Not a hole that worms live in, but the kind that spaceships use to bounce around the galaxy. Science Daily explains how Spanish scientists have created a wormhole in the lab:
Scientists in the Department of Physics at the Universitat Autònoma de Barcelona have designed and created in the laboratory the first experimental ‘wormhole’ that can connect two regions of space magnetically. This consists of a tunnel that transfers the magnetic field from one point to the other while keeping it undetectable — invisible — all the way.
The researchers used metamaterials and metasurfaces to build the tunnel experimentally, so that the magnetic field from a source, such as a magnet or a an electromagnet, appears at the other end of the ‘wormhole’ as an isolated magnetic monopole. This result is strange enough in itself, as magnetic monopoles — magnets with only one pole, whether north or south — do not exist in nature. The overall effect is that of a magnetic field that appears to travel from one point to another through a dimension that lies outside the conventional three dimensions.
The ‘wormhole’ in this experiment is a sphere made of different layers: an external layer with a ferromagnetic surface, a second inner layer, made of superconducting material, and a ferromagnetic sheet rolled into a cylinder that crosses the sphere from one end to the other.
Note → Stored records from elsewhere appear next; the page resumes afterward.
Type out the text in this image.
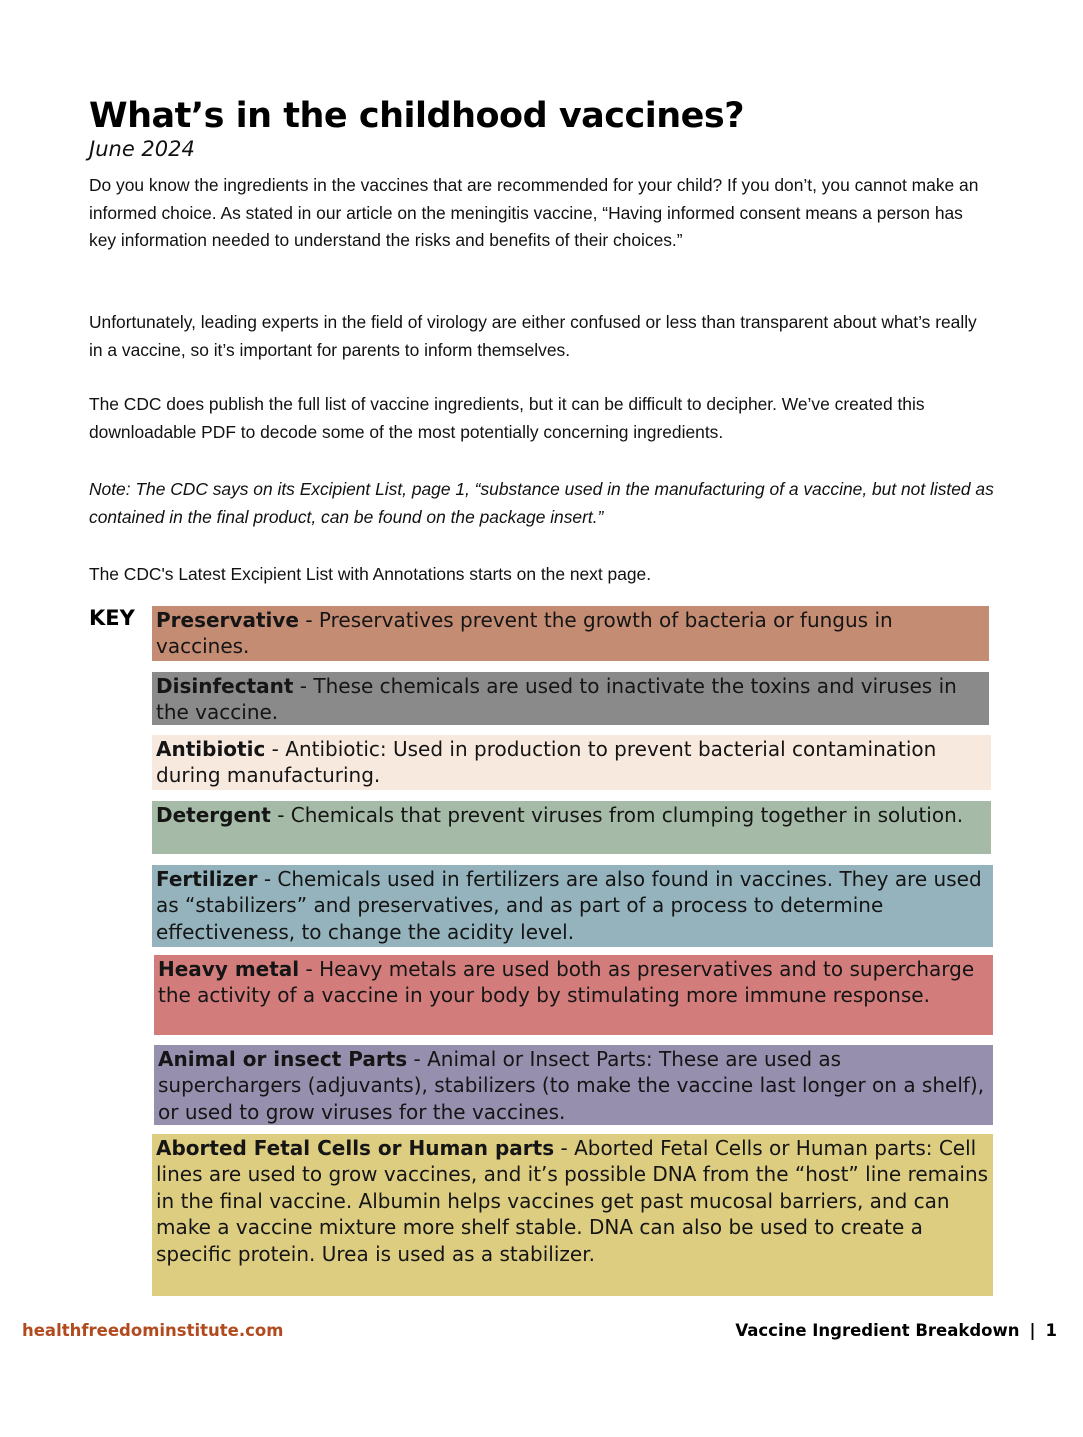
What’s in the childhood vaccines?
June 2024
Do you know the ingredients in the vaccines that are recommended for your child? If you don’t, you cannot make an informed choice. As stated in our article on the meningitis vaccine, “Having informed consent means a person has key information needed to understand the risks and benefits of their choices.”
Unfortunately, leading experts in the field of virology are either confused or less than transparent about what’s really in a vaccine, so it’s important for parents to inform themselves.
The CDC does publish the full list of vaccine ingredients, but it can be difficult to decipher. We’ve created this downloadable PDF to decode some of the most potentially concerning ingredients.
Note: The CDC says on its Excipient List, page 1, “substance used in the manufacturing of a vaccine, but not listed as contained in the final product, can be found on the package insert.”
The CDC's Latest Excipient List with Annotations starts on the next page.
KEY Preservative - Preservatives prevent the growth of bacteria or fungus in vaccines.
Disinfectant - These chemicals are used to inactivate the toxins and viruses in the vaccine.
Antibiotic - Antibiotic: Used in production to prevent bacterial contamination during manufacturing.
Detergent - Chemicals that prevent viruses from clumping together in solution.
Fertilizer - Chemicals used in fertilizers are also found in vaccines. They are used as “stabilizers” and preservatives, and as part of a process to determine effectiveness, to change the acidity level.
Heavy metal - Heavy metals are used both as preservatives and to supercharge the activity of a vaccine in your body by stimulating more immune response.
Animal or insect Parts - Animal or Insect Parts: These are used as superchargers (adjuvants), stabilizers (to make the vaccine last longer on a shelf), or used to grow viruses for the vaccines.
Aborted Fetal Cells or Human parts - Aborted Fetal Cells or Human parts: Cell lines are used to grow vaccines, and it’s possible DNA from the “host” line remains in the final vaccine. Albumin helps vaccines get past mucosal barriers, and can make a vaccine mixture more shelf stable. DNA can also be used to create a specific protein. Urea is used as a stabilizer.
healthfreedominstitute.com	Vaccine Ingredient Breakdown | 1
The sphere is made in such a way as to be magnetically undetectable — invisible, in magnetic field terms — from the exterior.
The magnetic wormhole is an analogy of gravitational ones, as it “changes the topology of space, as if the inner region has been magnetically erased from space,” explains Àlvar Sánchez, the lead researcher.
I’m not sure I understand how “magnetic invisibility” equals “erased from space,” but I’ll go with this one.